Retour sur le parcours d’Émile Derlin Zinsou, ancien président du Bénin

L’ancien chef de l’État s’est éteint dans son sommeil dans la nuit du jeudi 28 juillet à son domicile à l’âge de 98 ans. Renversé par un coup d’État après seulement dix-huit mois d’exercice, ce farouche opposant au général Kérékou aura toutefois accédé à la plus haute fonction durant cette période charnière des premières années du Dahomey. Retour sur les grandes dates qui ont marqué sa vie.

Émile Derlin Zinsou, en 1970. © Guy Le Querrec/Archives Jeune Afrique

Émile Derlin Zinsou, en 1970. © Guy Le Querrec/Archives Jeune Afrique

Publié le 1 août 2016 Lecture : 4 minutes.

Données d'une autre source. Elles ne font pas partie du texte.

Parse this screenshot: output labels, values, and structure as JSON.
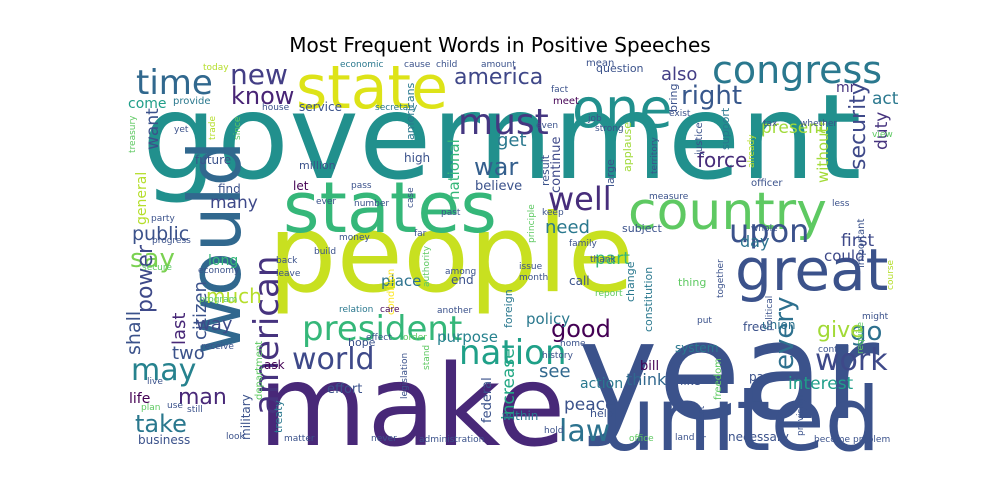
{
  "chart_data": {
    "type": "wordcloud",
    "title": "Most Frequent Words in Positive Speeches",
    "background": "#ffffff",
    "colormap": "viridis",
    "words": [
      {
        "text": "government",
        "weight": 100,
        "color": "#21908d"
      },
      {
        "text": "people",
        "weight": 92,
        "color": "#c8e020"
      },
      {
        "text": "year",
        "weight": 90,
        "color": "#3b528b"
      },
      {
        "text": "make",
        "weight": 86,
        "color": "#482878"
      },
      {
        "text": "would",
        "weight": 60,
        "color": "#31688e"
      },
      {
        "text": "united",
        "weight": 60,
        "color": "#3b528b"
      },
      {
        "text": "states",
        "weight": 55,
        "color": "#35b779"
      },
      {
        "text": "state",
        "weight": 48,
        "color": "#dde318"
      },
      {
        "text": "one",
        "weight": 45,
        "color": "#21908d"
      },
      {
        "text": "country",
        "weight": 42,
        "color": "#5ec962"
      },
      {
        "text": "great",
        "weight": 40,
        "color": "#3b528b"
      },
      {
        "text": "congress",
        "weight": 33,
        "color": "#2a788e"
      },
      {
        "text": "american",
        "weight": 30,
        "color": "#46337e"
      },
      {
        "text": "president",
        "weight": 30,
        "color": "#35b779"
      },
      {
        "text": "nation",
        "weight": 30,
        "color": "#1fa088"
      },
      {
        "text": "time",
        "weight": 28,
        "color": "#31688e"
      },
      {
        "text": "upon",
        "weight": 28,
        "color": "#3b528b"
      },
      {
        "text": "well",
        "weight": 28,
        "color": "#472d7b"
      },
      {
        "text": "must",
        "weight": 27,
        "color": "#453781"
      },
      {
        "text": "world",
        "weight": 27,
        "color": "#3e4989"
      },
      {
        "text": "law",
        "weight": 27,
        "color": "#2c728e"
      },
      {
        "text": "may",
        "weight": 26,
        "color": "#26828e"
      },
      {
        "text": "work",
        "weight": 26,
        "color": "#3e4989"
      },
      {
        "text": "new",
        "weight": 25,
        "color": "#433e85"
      },
      {
        "text": "right",
        "weight": 22,
        "color": "#38588c"
      },
      {
        "text": "america",
        "weight": 20,
        "color": "#3f4788"
      },
      {
        "text": "say",
        "weight": 22,
        "color": "#7ad151"
      },
      {
        "text": "good",
        "weight": 22,
        "color": "#440154"
      },
      {
        "text": "know",
        "weight": 20,
        "color": "#482475"
      },
      {
        "text": "power",
        "weight": 20,
        "color": "#3e4989"
      },
      {
        "text": "take",
        "weight": 20,
        "color": "#2a788e"
      },
      {
        "text": "man",
        "weight": 20,
        "color": "#482878"
      },
      {
        "text": "every",
        "weight": 20,
        "color": "#2d708e"
      },
      {
        "text": "war",
        "weight": 18,
        "color": "#345f8d"
      },
      {
        "text": "go",
        "weight": 20,
        "color": "#2d708e"
      },
      {
        "text": "give",
        "weight": 18,
        "color": "#a2da37"
      },
      {
        "text": "much",
        "weight": 16,
        "color": "#b5de2b"
      },
      {
        "text": "security",
        "weight": 16,
        "color": "#3e4989"
      },
      {
        "text": "force",
        "weight": 15,
        "color": "#472c7a"
      },
      {
        "text": "present",
        "weight": 14,
        "color": "#a0da39"
      },
      {
        "text": "peace",
        "weight": 14,
        "color": "#3b528b"
      },
      {
        "text": "see",
        "weight": 14,
        "color": "#31688e"
      },
      {
        "text": "need",
        "weight": 14,
        "color": "#2a788e"
      },
      {
        "text": "public",
        "weight": 14,
        "color": "#3b528b"
      },
      {
        "text": "shall",
        "weight": 13,
        "color": "#3b528b"
      },
      {
        "text": "last",
        "weight": 13,
        "color": "#482878"
      },
      {
        "text": "citizen",
        "weight": 13,
        "color": "#3b528b"
      },
      {
        "text": "way",
        "weight": 13,
        "color": "#3e4989"
      },
      {
        "text": "two",
        "weight": 13,
        "color": "#3b528b"
      },
      {
        "text": "also",
        "weight": 13,
        "color": "#433e85"
      },
      {
        "text": "get",
        "weight": 13,
        "color": "#2a788e"
      },
      {
        "text": "increase",
        "weight": 13,
        "color": "#22a884"
      },
      {
        "text": "interest",
        "weight": 13,
        "color": "#1f9e89"
      },
      {
        "text": "act",
        "weight": 12,
        "color": "#2a788e"
      },
      {
        "text": "duty",
        "weight": 12,
        "color": "#46337e"
      },
      {
        "text": "first",
        "weight": 12,
        "color": "#3e4989"
      },
      {
        "text": "day",
        "weight": 12,
        "color": "#2c728e"
      },
      {
        "text": "part",
        "weight": 12,
        "color": "#35b779"
      },
      {
        "text": "want",
        "weight": 12,
        "color": "#3b528b"
      },
      {
        "text": "many",
        "weight": 12,
        "color": "#3e4989"
      },
      {
        "text": "come",
        "weight": 11,
        "color": "#1f9e89"
      },
      {
        "text": "think",
        "weight": 11,
        "color": "#31688e"
      },
      {
        "text": "policy",
        "weight": 11,
        "color": "#2a788e"
      },
      {
        "text": "purpose",
        "weight": 11,
        "color": "#26828e"
      },
      {
        "text": "national",
        "weight": 11,
        "color": "#35b779"
      },
      {
        "text": "without",
        "weight": 11,
        "color": "#a2da37"
      },
      {
        "text": "action",
        "weight": 10,
        "color": "#2a788e"
      },
      {
        "text": "could",
        "weight": 10,
        "color": "#3e4989"
      },
      {
        "text": "life",
        "weight": 10,
        "color": "#440154"
      },
      {
        "text": "mr",
        "weight": 10,
        "color": "#46337e"
      },
      {
        "text": "general",
        "weight": 10,
        "color": "#b5de2b"
      },
      {
        "text": "long",
        "weight": 10,
        "color": "#35b779"
      },
      {
        "text": "place",
        "weight": 10,
        "color": "#2c728e"
      },
      {
        "text": "believe",
        "weight": 10,
        "color": "#3b528b"
      },
      {
        "text": "continue",
        "weight": 10,
        "color": "#3e4989"
      },
      {
        "text": "business",
        "weight": 9,
        "color": "#3b528b"
      },
      {
        "text": "necessary",
        "weight": 9,
        "color": "#3b528b"
      },
      {
        "text": "free",
        "weight": 9,
        "color": "#3b528b"
      },
      {
        "text": "federal",
        "weight": 9,
        "color": "#3b528b"
      },
      {
        "text": "bill",
        "weight": 9,
        "color": "#440154"
      },
      {
        "text": "system",
        "weight": 9,
        "color": "#2a788e"
      },
      {
        "text": "union",
        "weight": 9,
        "color": "#2c728e"
      },
      {
        "text": "military",
        "weight": 9,
        "color": "#3b528b"
      },
      {
        "text": "effort",
        "weight": 9,
        "color": "#3b528b"
      },
      {
        "text": "service",
        "weight": 9,
        "color": "#3b528b"
      },
      {
        "text": "high",
        "weight": 9,
        "color": "#3b528b"
      },
      {
        "text": "let",
        "weight": 9,
        "color": "#440154"
      },
      {
        "text": "future",
        "weight": 9,
        "color": "#3b528b"
      },
      {
        "text": "find",
        "weight": 9,
        "color": "#3b528b"
      },
      {
        "text": "ask",
        "weight": 9,
        "color": "#440154"
      },
      {
        "text": "call",
        "weight": 9,
        "color": "#3b528b"
      },
      {
        "text": "end",
        "weight": 9,
        "color": "#3b528b"
      },
      {
        "text": "like",
        "weight": 9,
        "color": "#3b528b"
      },
      {
        "text": "pay",
        "weight": 9,
        "color": "#3b528b"
      },
      {
        "text": "help",
        "weight": 9,
        "color": "#3b528b"
      },
      {
        "text": "question",
        "weight": 8,
        "color": "#3b528b"
      },
      {
        "text": "large",
        "weight": 8,
        "color": "#3b528b"
      },
      {
        "text": "bring",
        "weight": 8,
        "color": "#3b528b"
      },
      {
        "text": "within",
        "weight": 8,
        "color": "#2a788e"
      },
      {
        "text": "hope",
        "weight": 8,
        "color": "#3b528b"
      },
      {
        "text": "americans",
        "weight": 8,
        "color": "#2a788e"
      },
      {
        "text": "million",
        "weight": 8,
        "color": "#3b528b"
      },
      {
        "text": "support",
        "weight": 8,
        "color": "#2a788e"
      },
      {
        "text": "treaty",
        "weight": 8,
        "color": "#2a788e"
      },
      {
        "text": "constitution",
        "weight": 8,
        "color": "#2a788e"
      },
      {
        "text": "foreign",
        "weight": 8,
        "color": "#2a788e"
      },
      {
        "text": "important",
        "weight": 7,
        "color": "#3b528b"
      },
      {
        "text": "subject",
        "weight": 7,
        "color": "#3b528b"
      },
      {
        "text": "thing",
        "weight": 7,
        "color": "#5ec962"
      },
      {
        "text": "applause",
        "weight": 7,
        "color": "#a0da39"
      },
      {
        "text": "result",
        "weight": 7,
        "color": "#3b528b"
      },
      {
        "text": "change",
        "weight": 7,
        "color": "#2a788e"
      },
      {
        "text": "provide",
        "weight": 7,
        "color": "#2a788e"
      },
      {
        "text": "meet",
        "weight": 7,
        "color": "#440154"
      },
      {
        "text": "mean",
        "weight": 7,
        "color": "#3b528b"
      },
      {
        "text": "department",
        "weight": 7,
        "color": "#5ec962"
      },
      {
        "text": "condition",
        "weight": 7,
        "color": "#fde725"
      },
      {
        "text": "justice",
        "weight": 7,
        "color": "#3b528b"
      },
      {
        "text": "freedom",
        "weight": 7,
        "color": "#5ec962"
      },
      {
        "text": "officer",
        "weight": 7,
        "color": "#3b528b"
      },
      {
        "text": "home",
        "weight": 7,
        "color": "#3b528b"
      },
      {
        "text": "back",
        "weight": 7,
        "color": "#3b528b"
      },
      {
        "text": "leave",
        "weight": 7,
        "color": "#3b528b"
      },
      {
        "text": "relation",
        "weight": 7,
        "color": "#2a788e"
      },
      {
        "text": "care",
        "weight": 7,
        "color": "#440154"
      },
      {
        "text": "among",
        "weight": 7,
        "color": "#3b528b"
      },
      {
        "text": "issue",
        "weight": 7,
        "color": "#3b528b"
      },
      {
        "text": "month",
        "weight": 7,
        "color": "#3b528b"
      },
      {
        "text": "secretary",
        "weight": 7,
        "color": "#2a788e"
      },
      {
        "text": "house",
        "weight": 7,
        "color": "#3b528b"
      },
      {
        "text": "political",
        "weight": 7,
        "color": "#3b528b"
      },
      {
        "text": "provision",
        "weight": 7,
        "color": "#3b528b"
      },
      {
        "text": "amount",
        "weight": 6,
        "color": "#3b528b"
      },
      {
        "text": "child",
        "weight": 6,
        "color": "#3b528b"
      },
      {
        "text": "economic",
        "weight": 6,
        "color": "#2a788e"
      },
      {
        "text": "cause",
        "weight": 6,
        "color": "#3b528b"
      },
      {
        "text": "today",
        "weight": 6,
        "color": "#b5de2b"
      },
      {
        "text": "treasury",
        "weight": 6,
        "color": "#5ec962"
      },
      {
        "text": "trade",
        "weight": 6,
        "color": "#b5de2b"
      },
      {
        "text": "since",
        "weight": 6,
        "color": "#5ec962"
      },
      {
        "text": "yet",
        "weight": 6,
        "color": "#3b528b"
      },
      {
        "text": "fact",
        "weight": 6,
        "color": "#3b528b"
      },
      {
        "text": "exist",
        "weight": 6,
        "color": "#3b528b"
      },
      {
        "text": "job",
        "weight": 6,
        "color": "#3b528b"
      },
      {
        "text": "tax",
        "weight": 6,
        "color": "#3b528b"
      },
      {
        "text": "view",
        "weight": 6,
        "color": "#5ec962"
      },
      {
        "text": "already",
        "weight": 6,
        "color": "#b5de2b"
      },
      {
        "text": "territory",
        "weight": 6,
        "color": "#3b528b"
      },
      {
        "text": "even",
        "weight": 6,
        "color": "#3b528b"
      },
      {
        "text": "strong",
        "weight": 6,
        "color": "#3b528b"
      },
      {
        "text": "measure",
        "weight": 6,
        "color": "#3b528b"
      },
      {
        "text": "party",
        "weight": 6,
        "color": "#3b528b"
      },
      {
        "text": "pass",
        "weight": 6,
        "color": "#3b528b"
      },
      {
        "text": "case",
        "weight": 6,
        "color": "#3b528b"
      },
      {
        "text": "ever",
        "weight": 6,
        "color": "#3b528b"
      },
      {
        "text": "number",
        "weight": 6,
        "color": "#3b528b"
      },
      {
        "text": "past",
        "weight": 6,
        "color": "#3b528b"
      },
      {
        "text": "keep",
        "weight": 6,
        "color": "#3b528b"
      },
      {
        "text": "principle",
        "weight": 6,
        "color": "#5ec962"
      },
      {
        "text": "whole",
        "weight": 6,
        "color": "#3b528b"
      },
      {
        "text": "less",
        "weight": 6,
        "color": "#3b528b"
      },
      {
        "text": "progress",
        "weight": 6,
        "color": "#3b528b"
      },
      {
        "text": "money",
        "weight": 6,
        "color": "#3b528b"
      },
      {
        "text": "far",
        "weight": 6,
        "color": "#3b528b"
      },
      {
        "text": "family",
        "weight": 6,
        "color": "#3b528b"
      },
      {
        "text": "authority",
        "weight": 6,
        "color": "#5ec962"
      },
      {
        "text": "thank",
        "weight": 6,
        "color": "#3b528b"
      },
      {
        "text": "report",
        "weight": 6,
        "color": "#5ec962"
      },
      {
        "text": "secure",
        "weight": 6,
        "color": "#5ec962"
      },
      {
        "text": "economy",
        "weight": 6,
        "color": "#3b528b"
      },
      {
        "text": "together",
        "weight": 6,
        "color": "#3b528b"
      },
      {
        "text": "course",
        "weight": 6,
        "color": "#b5de2b"
      },
      {
        "text": "might",
        "weight": 6,
        "color": "#3b528b"
      },
      {
        "text": "program",
        "weight": 6,
        "color": "#5ec962"
      },
      {
        "text": "another",
        "weight": 6,
        "color": "#3b528b"
      },
      {
        "text": "put",
        "weight": 6,
        "color": "#3b528b"
      },
      {
        "text": "control",
        "weight": 6,
        "color": "#3b528b"
      },
      {
        "text": "receive",
        "weight": 6,
        "color": "#3b528b"
      },
      {
        "text": "effect",
        "weight": 6,
        "color": "#3b528b"
      },
      {
        "text": "order",
        "weight": 6,
        "color": "#5ec962"
      },
      {
        "text": "history",
        "weight": 6,
        "color": "#3b528b"
      },
      {
        "text": "require",
        "weight": 6,
        "color": "#5ec962"
      },
      {
        "text": "live",
        "weight": 6,
        "color": "#3b528b"
      },
      {
        "text": "plan",
        "weight": 6,
        "color": "#5ec962"
      },
      {
        "text": "use",
        "weight": 6,
        "color": "#3b528b"
      },
      {
        "text": "still",
        "weight": 6,
        "color": "#3b528b"
      },
      {
        "text": "stand",
        "weight": 6,
        "color": "#5ec962"
      },
      {
        "text": "legislation",
        "weight": 6,
        "color": "#3b528b"
      },
      {
        "text": "look",
        "weight": 6,
        "color": "#3b528b"
      },
      {
        "text": "matter",
        "weight": 6,
        "color": "#3b528b"
      },
      {
        "text": "administration",
        "weight": 6,
        "color": "#3b528b"
      },
      {
        "text": "never",
        "weight": 6,
        "color": "#3b528b"
      },
      {
        "text": "hold",
        "weight": 6,
        "color": "#3b528b"
      },
      {
        "text": "office",
        "weight": 6,
        "color": "#5ec962"
      },
      {
        "text": "land",
        "weight": 6,
        "color": "#3b528b"
      },
      {
        "text": "protect",
        "weight": 6,
        "color": "#3b528b"
      },
      {
        "text": "become",
        "weight": 6,
        "color": "#3b528b"
      },
      {
        "text": "problem",
        "weight": 6,
        "color": "#3b528b"
      },
      {
        "text": "whether",
        "weight": 6,
        "color": "#3b528b"
      },
      {
        "text": "build",
        "weight": 6,
        "color": "#3b528b"
      }
    ]
  }
}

Le Dr Émile Derlin Zinsou est décédé dans la nuit du jeudi 28 au vendredi 29 juillet à son domicile dans le quartier de la Patte d’Oie, à Cotonou où il a passé les dernières années de sa vie. Neuf mois après le décès de l’ancien président Kérékou. « La nation perd un digne fils, homme d’État émérite (…) qui a consacré toute sa vie au service de la patrie », a déclaré le président du Bénin, Patrice Talon, dans un communiqué le soir du 29 juillet. Trois jours de deuil national ont été décrétés.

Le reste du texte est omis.